Ainda que a gente tente escapar, não há conserto
A poesia nos habita, é nossa natureza (trecho de “Minha natureza”, p. 28).
Para começar o ano por aqui, um lindo trabalho lançado no final do ano passado, uma novidade que veio contrastar com os acontecimentos tenebrosos do último trimestre de 2018.
Este é o primeiro livro de Ana Luiza Barreto, uma poeta baiana que tenho orgulho de apresentar como minha amiga e companheira de trabalho, de vida, de sonhos; que sabe combinar tão bem as palavras que consegue emocionar até mesmo com uma mensagem de celular.
Finuras, que eu tive a honra de conhecer ainda em gestação, é uma compilação de poemas que Ana (ou Cel Prado) vem publicando em um blog homônimo. Como ela mesma explica, é uma coletânea de poesias sobre o dia a dia, que, na minha opinião, tocam profundamente porque se aproximam do que vivemos e causam uma inevitável identificação.
Minha sensualidade mora nos saltos que eu não uso,
nos vestidos pretos que revelam minhas curvas e que estão guardados
[no armário (trecho de “Natural?”, p. 84).
Acho que com Ana Luiza me aproximei da poesia. Já falei para ela tantas vezes da minha dificuldade com esse gênero literário, ainda mais na tentativa de escrevê-lo. E ela me incentivou tantas vezes a me arriscar em versos. Ainda não consegui ou ainda não me arrisquei, mas isso tem me ajudado a escrever outros textos. Talvez eu tenha percebido que não há forma de escapar da poesia, como diz a citação apresentada no início desta publicação.
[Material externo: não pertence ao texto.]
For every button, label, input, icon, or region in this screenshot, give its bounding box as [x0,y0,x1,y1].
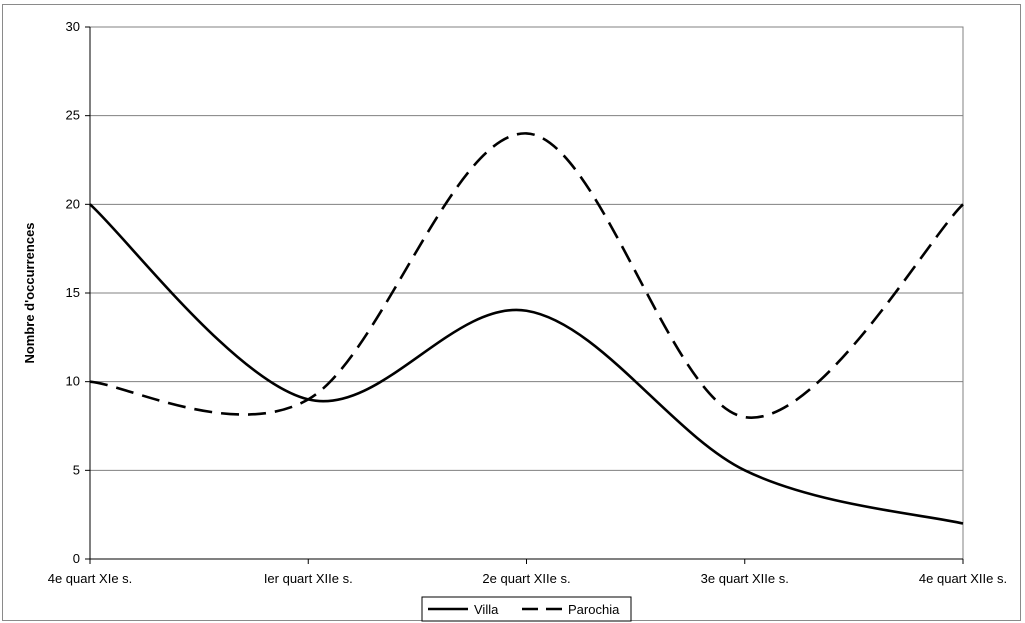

Talvez ela viva mesmo em nós, mesmo que não consigamos notar.
Foi assim que gastamos meio minuto falando só com os olhos,
mas eu senti como se fosse um dia inteiro (trecho de “Silêncio”, p. 63).
O livro é uma coleção de reflexões sobre gente, sobre coisas que aconteceram ou quase aconteceram, sobre buscas pessoais, sobre o próprio ato de fazer poesia, sobre aquelas mínimas situações que, muitas vezes, passam sem que as notemos ou aquelas que, mesmo pequenas, nos parecem tão grandes que nos fazem perder o caminho.
Se não fosse do jeito que foi
Se eu só tivesse vivido
e não inventasse de enxergar poesia
onde não havia
Este poema não existiria (trecho de “Até aqui”, p. 91).
Finuras foi escrito no “idioma que serve para falar das coisas que não se diz com palavras” (p. 47) e se tornou um canal de comunicação entre um coração pulsante e outros tantos que não resistirão a seus versos sensíveis e sinceros. Por isso, Finuras é recomendado a todos. Não há contraindicação. Porque precisamos descansar um pouco deste mundo que se mostra cada vez mais pesado. Porque ansiamos por um distanciamento do cotidiano que comumente nos submerge em desânimo, em reprodução ou em desesperança. Porque necessitamos de mais delicadeza, de olhares mais generosos e palavras mais amenas. Porque necessitamos de mais poesia em nossa vida e em nossa convivência.